Question

A parallel beam of light travelling in water (Refractive index$\dfrac{4}{3}$) is refracted by a spherical air bubble of radius 2mm situated in water. Assuming the light ray to be paraxial, Find out the distance between a final image from the centre of the bubble in mm.

Answer 1

Hint: Recall the equations of refraction through spherical surfaces.

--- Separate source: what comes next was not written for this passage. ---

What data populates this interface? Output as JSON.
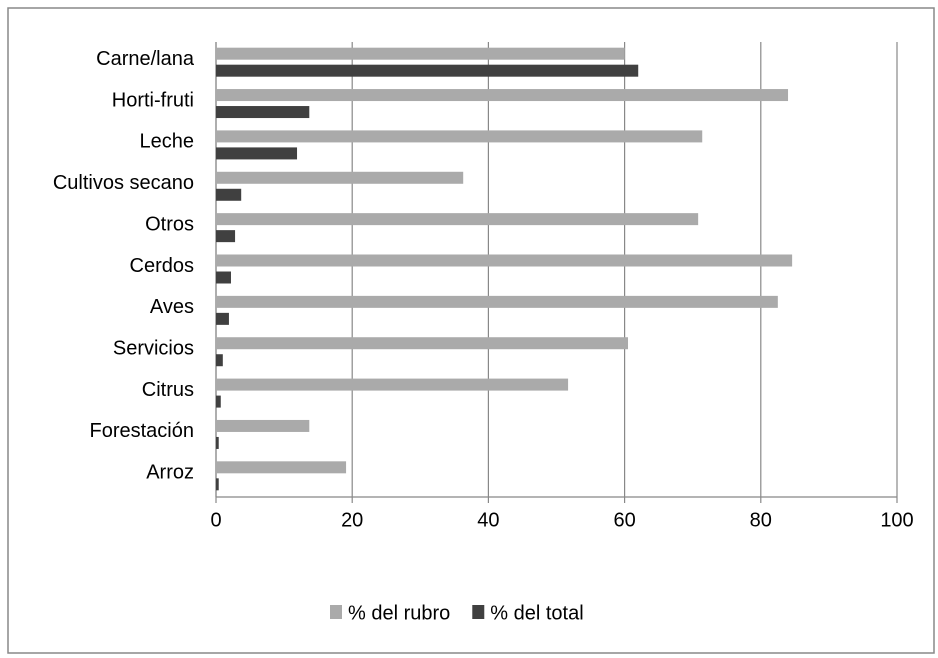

Use that equation for the two cases as given in the question.
$ \Rightarrow \dfrac{{\mu {}_2}}{v} - \dfrac{{{\mu _1}}}{u} = \dfrac{{\mu {}_2 - {\mu _1}}}{R}$
Where u = object distance, v= Image distance, R=radius of curvature
$\mu {}_2$and$\mu {}_1$ is the refractive index of the two media.

Complete step by step answer:
Step1:
Use the relation of refraction at spherical surfaces for the case 1.
We have,
$ \Rightarrow \dfrac{{\mu {}_2}}{v} - \dfrac{{{\mu _1}}}{u} = \dfrac{{\mu {}_2 - {\mu _1}}}{R}$
Where u = object distance=$\infty $,
v= Image distance,
R=radius of curvature=2mm,
And ${\mu _1} = \dfrac{4}{3}$ & ${\mu _2} = 1$are the refractive indices at object and image side respectively.
Substitute all the values in above r=equation for case 1
$ \Rightarrow \dfrac{1}{{{v_1}}} - \dfrac{{\left( {\dfrac{4}{3}} \right)}}{\infty } = \dfrac{{1 - \left( {\dfrac{4}{3}} \right)}}{2}$
$ \Rightarrow \dfrac{1}{{{v_1}}} - 0 = \dfrac{{\left( {\dfrac{{ - 1}}{3}} \right)}}{2}$
$ \Rightarrow \dfrac{1}{{{v_1}}} = \dfrac{{ - 1}}{6}$
$ \Rightarrow {v_1} = - 6mm$

Step2:
Now again use the same equation for the second case.
For the second case the object distance =6+4=10 mm
Using sign conventions u=-10mm
$ \Rightarrow \dfrac{{\mu {}_2}}{v} - \dfrac{{{\mu _1}}}{u} = \dfrac{{\mu {}_2 - {\mu _1}}}{R}$
Again substituting all values in the equation we get,
$ \Rightarrow \dfrac{{\left( {\dfrac{4}{3}} \right)}}{{{v_2}}} - \dfrac{1}{{( - 10)}} = \dfrac{{\left( {\dfrac{4}{3}} \right) - 1}}{2}$
Now simplifying the above equation to calculate the final image distance,
$ \Rightarrow \dfrac{4}{{3{v_2}}} + \dfrac{1}{{10}} = \dfrac{{\left( {\dfrac{1}{3}} \right)}}{2}$
$ \Rightarrow {v_2} = - 5mm$
This is the required image distance.

Additional information:
The focal length of a lens depends on the refractive index of the lens and the radii of curvature. The lens maker’s equation is another formula used for lenses that give us a relationship between the focal length, refractive index, and radii of curvature of the two spheres used in lenses.
$ \Rightarrow \dfrac{1}{f} = \left( {\mu - 1} \right)\left[ {\dfrac{1}{{{R_1}}} - \dfrac{1}{{{R_2}}}} \right]$
Where f=focal length, $\mu $=refractive index, ${R_1}$ and ${R_2}$are the radii of the two surfaces of the lens.

Note: For the second case in this question, the object distance is taken as the image distance of the first case because for the second case the object is the image in the first case. Use the sign conventions carefully, always consider signs accordingly.